Sunday, September 28, 2008

Leaving Las Vegas






  I recall a time when I used to get excited about the annual meeting in Las Vegas. I would burn through pages of each and every magazine that covered the show in attempts to find my next must have items. This was before the Internet turned out images and news long before the show, and before you could just tune into this or that blog/review site and have a pretty darn good idea of whats what.
  
  A few long years back I went to the show as a shop rat and had a blast. Except for a minor surgery that is. I was able to see the show live and drool over cool bits. A kid in a candy store.

 Now a days I am in the industry and part of that show. I spent the last two years with a small time operation trying hard to find a way to break in. I learned a lot in those years. How the industry works, how sponsoring riders work, and how to really make things happen-----more importantly how not to make it happen. 

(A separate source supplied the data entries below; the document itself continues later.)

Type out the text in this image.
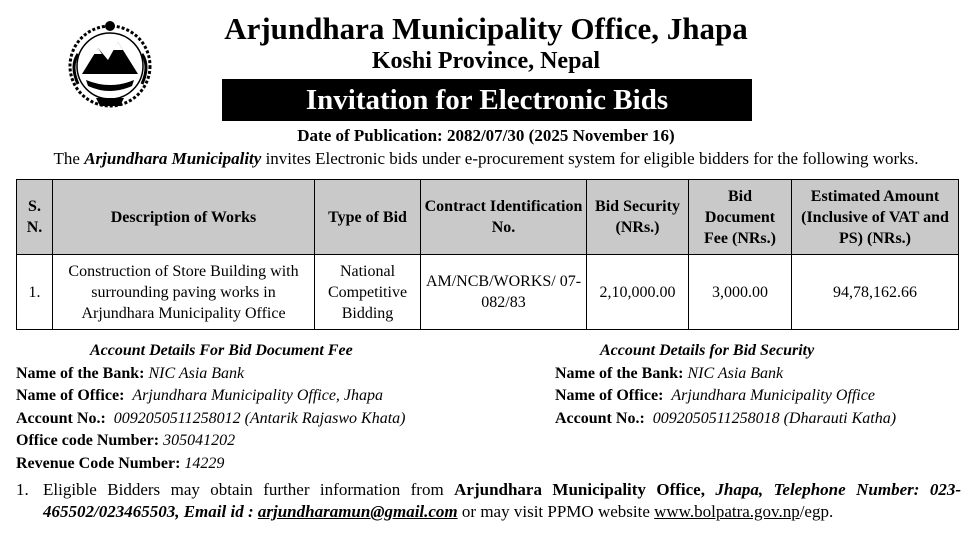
Arjundhara Municipality Office, Jhapa
Koshi Province, Nepal
Invitation for Electronic Bids
Date of Publication: 2082/07/30 (2025 November 16)
The Arjundhara Municipality invites Electronic bids under e-procurement system for eligible bidders for the following works.
S. N.	Description of Works	Type of Bid	Contract Identification No.	Bid Security (NRs.)	Bid Document Fee (NRs.)	Estimated Amount (Inclusive of VAT and PS) (NRs.)
1.	Construction of Store Building with surrounding paving works in Arjundhara Municipality Office	National Competitive Bidding	AM/NCB/WORKS/ 07-082/83	2,10,000.00	3,000.00	94,78,162.66
Account Details For Bid Document Fee
Name of the Bank: NIC Asia Bank
Name of Office: Arjundhara Municipality Office, Jhapa
Account No.: 0092050511258012 (Antarik Rajaswo Khata)
Office code Number: 305041202
Revenue Code Number: 14229
Account Details for Bid Security
Name of the Bank: NIC Asia Bank
Name of Office: Arjundhara Municipality Office
Account No.: 0092050511258018 (Dharauti Katha)
1. Eligible Bidders may obtain further information from Arjundhara Municipality Office, Jhapa, Telephone Number: 023-465502/023465503, Email id : arjundharamun@gmail.com or may visit PPMO website www.bolpatra.gov.np/egp.
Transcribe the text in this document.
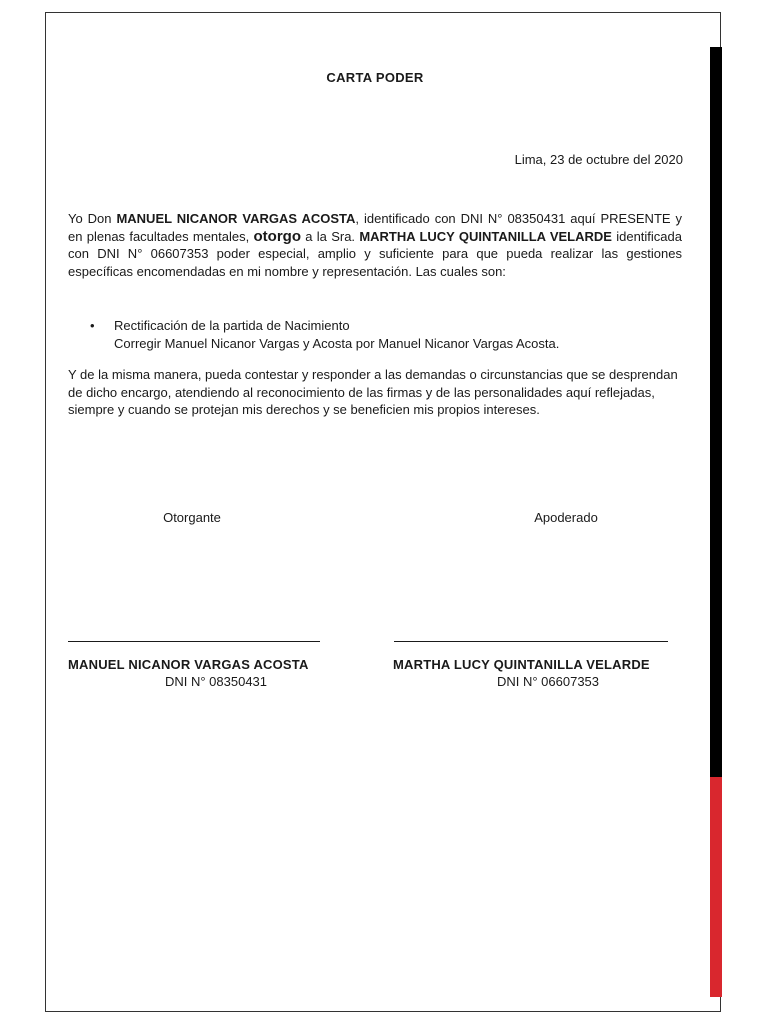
CARTA PODER
Lima, 23 de octubre del 2020
Yo Don MANUEL NICANOR VARGAS ACOSTA, identificado con DNI N° 08350431 aquí PRESENTE y en plenas facultades mentales, otorgo a la Sra. MARTHA LUCY QUINTANILLA VELARDE identificada con DNI N° 06607353 poder especial, amplio y suficiente para que pueda realizar las gestiones específicas encomendadas en mi nombre y representación. Las cuales son:
• Rectificación de la partida de Nacimiento
Corregir Manuel Nicanor Vargas y Acosta por Manuel Nicanor Vargas Acosta.
Y de la misma manera, pueda contestar y responder a las demandas o circunstancias que se desprendan de dicho encargo, atendiendo al reconocimiento de las firmas y de las personalidades aquí reflejadas, siempre y cuando se protejan mis derechos y se beneficien mis propios intereses.
Otorgante	Apoderado
MANUEL NICANOR VARGAS ACOSTA	MARTHA LUCY QUINTANILLA VELARDE
DNI N° 08350431	DNI N° 06607353
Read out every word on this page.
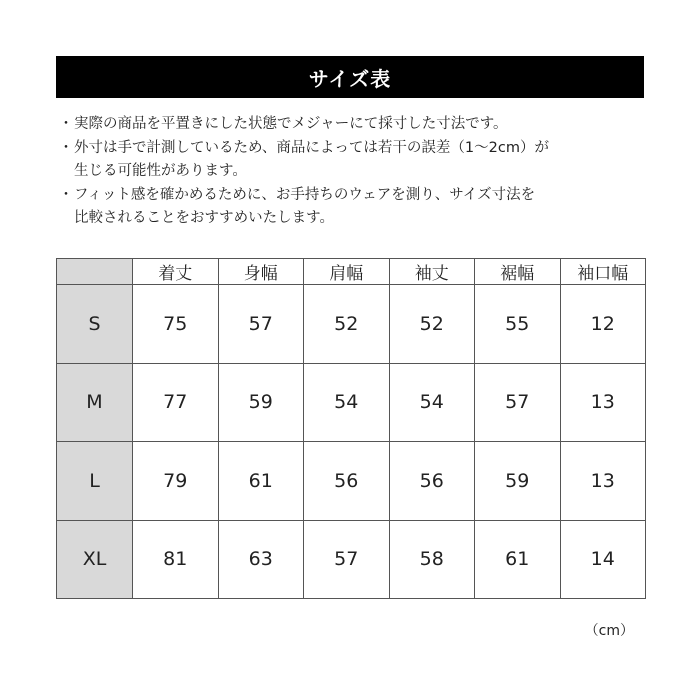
サイズ表
・ 実際の商品を平置きにした状態でメジャーにて採寸した寸法です。
・ 外寸は手で計測しているため、商品によっては若干の誤差（1～2cm）が
生じる可能性があります。
・ フィット感を確かめるために、お手持ちのウェアを測り、サイズ寸法を
比較されることをおすすめいたします。
	着丈	身幅	肩幅	袖丈	裾幅	袖口幅
S	75	57	52	52	55	12
M	77	59	54	54	57	13
L	79	61	56	56	59	13
XL	81	63	57	58	61	14
（cm）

  I do not want to sound jaded or bitter but Inter-bike killed me. I just came off the road for 8 months and was looking forward to some time off with Midget and getting to ride everyday should I want. I was looking forward to only setting up the bike I was riding, and not 50 others. Well, that was a delusion at best. Instead I grabbed 3 days rest and went back to 12-14 hour days getting ready for the show.
  
  How does one get ready for Inter-bike? Start by building a demo fleet from scratch. This year was 60 bikes, evenly split from road to mountain. Mix in catalogue bikes-- that's four mountain bikes times two of every color. Then you must have a new road catalogue as well so add 6 more bikes, two colors and several options on parts and gruppo's. There you have near 20 bikes you are not going to use for show or demo. Just for pictures and then after the show you can use them for other uses....say our factory showroom or whatnot.

 Ok. Now you can build the demo fleet. Then you must pack catalogues, displays, tools, spare parts, give aways, the whole enchilada so to speak. Everything has to be there should something go wrong, and you must plan for every JRA that can or will happen. You have to get your dealer programs ready, market breakdowns, and you must have you technical knowledge ready to roll of the tongue---- about 1000 times a day. The crowds do not stop. They just grow.

  My Vegas experience was started on Sunday morning with a 3 am departure for Bootleg Canyon. KT the design guru and I headed out for a 10 Am load into the outdoor demo area. Come late and you have a logistical nightmare. We were 1/2 hour plus early---and late at the same time. Parking was still OK. But I would have preferred to be first in our area--I was second.

 Dirt Demo was CRAZY. I work for one of the three most popular IT  bikes it seems. The crowds sorta confirmed that. We had every bike gone all day and 2-3 hour waits for our new bike. All in all it was a good two days, busy beyond comprehension but good. After Tuesdays 6 am start I had to follow that up by driving my rig back to Phoenix right after Dirt Demo ended Tuesday at 6pm. We were loaded and I was rolling at 7pm. Made it home to Phoenix and in bed by 12.31 am Wednesday. 

More on I- Bike later......

 

1 comment:

Urs said...

Know how you feel. Just unpacked the van after coming back from our annual exhibition (not bike related). 14 hours driving back through 4 different countries and a ferry ride. Nice finish after weeks of preparations, building and maning the stand.